Почти сразу же я почувствовал, что капсула раскачивается и крутится, потом выровнялась, а потом вернулся вес… очень быстро вернулся, покуда я не стал весить, как должен на этой планете (тут 0, 87g, как нам сказали). Это капсула вошла в верхние слои атмосферы. Пилот, который был настоящим артистом в своем деле (а капитан определенно была таковым), снизится и затормозит так, чтобы капсулы при отстреле шли со скоростью вращения планеты. Нагруженные капсулы очень тяжелые; они пройдут сквозь верхние, разреженные слои атмосферы и лягут рядком в зоне высадки. Ну, может, некоторых отнесет подальше. А пилот-неумеха все напорет, разбросает ударную группу, да так, что они не сумеют друг друга отыскать, я уж не говорю о выполнении задания. Десантник может сражаться, только если кто-нибудь доставит его к цели; поэтому я полагаю, пилоты важны не меньше, чем мы.
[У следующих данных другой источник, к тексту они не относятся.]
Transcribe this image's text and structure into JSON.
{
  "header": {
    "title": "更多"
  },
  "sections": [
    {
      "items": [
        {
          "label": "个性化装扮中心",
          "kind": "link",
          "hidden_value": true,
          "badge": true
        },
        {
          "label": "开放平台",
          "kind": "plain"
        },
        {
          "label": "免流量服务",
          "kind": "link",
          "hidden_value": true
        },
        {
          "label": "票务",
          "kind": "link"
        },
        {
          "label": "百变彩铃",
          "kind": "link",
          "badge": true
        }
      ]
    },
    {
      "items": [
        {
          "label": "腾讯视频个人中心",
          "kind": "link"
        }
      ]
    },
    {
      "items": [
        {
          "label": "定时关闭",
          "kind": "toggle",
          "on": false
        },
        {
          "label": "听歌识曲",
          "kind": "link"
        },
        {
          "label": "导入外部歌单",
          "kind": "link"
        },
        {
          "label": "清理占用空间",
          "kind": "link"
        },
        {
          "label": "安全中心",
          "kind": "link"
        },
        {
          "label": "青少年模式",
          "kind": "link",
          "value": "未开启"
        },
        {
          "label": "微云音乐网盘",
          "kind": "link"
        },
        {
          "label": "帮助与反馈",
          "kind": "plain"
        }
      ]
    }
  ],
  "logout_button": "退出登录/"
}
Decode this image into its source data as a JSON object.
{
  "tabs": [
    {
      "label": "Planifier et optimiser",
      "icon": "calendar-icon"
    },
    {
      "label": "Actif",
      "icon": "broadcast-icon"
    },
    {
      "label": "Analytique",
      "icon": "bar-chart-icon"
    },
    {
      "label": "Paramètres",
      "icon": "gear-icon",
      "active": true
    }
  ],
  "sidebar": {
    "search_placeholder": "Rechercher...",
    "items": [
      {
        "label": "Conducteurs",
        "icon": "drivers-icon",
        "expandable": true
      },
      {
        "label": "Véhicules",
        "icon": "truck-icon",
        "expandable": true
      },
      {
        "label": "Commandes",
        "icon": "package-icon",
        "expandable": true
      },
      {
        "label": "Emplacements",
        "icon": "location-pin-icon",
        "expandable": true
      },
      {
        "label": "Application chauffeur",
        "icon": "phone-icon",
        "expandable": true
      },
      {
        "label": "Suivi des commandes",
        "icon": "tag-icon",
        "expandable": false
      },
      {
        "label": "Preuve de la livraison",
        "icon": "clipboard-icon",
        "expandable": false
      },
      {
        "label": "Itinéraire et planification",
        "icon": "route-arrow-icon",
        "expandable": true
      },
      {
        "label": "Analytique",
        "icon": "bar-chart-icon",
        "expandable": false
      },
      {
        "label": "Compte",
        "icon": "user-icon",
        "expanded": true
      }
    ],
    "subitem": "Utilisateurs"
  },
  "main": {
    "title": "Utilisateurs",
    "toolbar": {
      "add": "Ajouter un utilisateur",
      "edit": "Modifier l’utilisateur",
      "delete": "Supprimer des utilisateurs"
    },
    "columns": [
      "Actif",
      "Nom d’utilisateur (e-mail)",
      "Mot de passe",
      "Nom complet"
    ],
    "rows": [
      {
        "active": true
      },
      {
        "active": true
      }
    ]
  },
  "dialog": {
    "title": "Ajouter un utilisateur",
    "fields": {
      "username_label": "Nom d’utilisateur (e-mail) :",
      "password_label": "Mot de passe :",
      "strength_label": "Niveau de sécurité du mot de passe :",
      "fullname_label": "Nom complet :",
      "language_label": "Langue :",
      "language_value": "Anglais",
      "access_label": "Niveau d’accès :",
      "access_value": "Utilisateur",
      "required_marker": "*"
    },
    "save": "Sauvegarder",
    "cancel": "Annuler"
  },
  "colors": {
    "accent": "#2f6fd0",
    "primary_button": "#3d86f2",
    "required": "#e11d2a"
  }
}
Капсула вошла в атмосферу мягко, поэтому я могу сказать, что капитан выложила нас с отклонением, близким к нулю, о таком только мечтаешь. Я был счастлив — не только потому, что когда мы высадимся, то окажемся в плотном строю и не станем тратить времени даром, но еще и потому, что пилот, который тебя высаживает, обычно потом приходит тебя подбирать.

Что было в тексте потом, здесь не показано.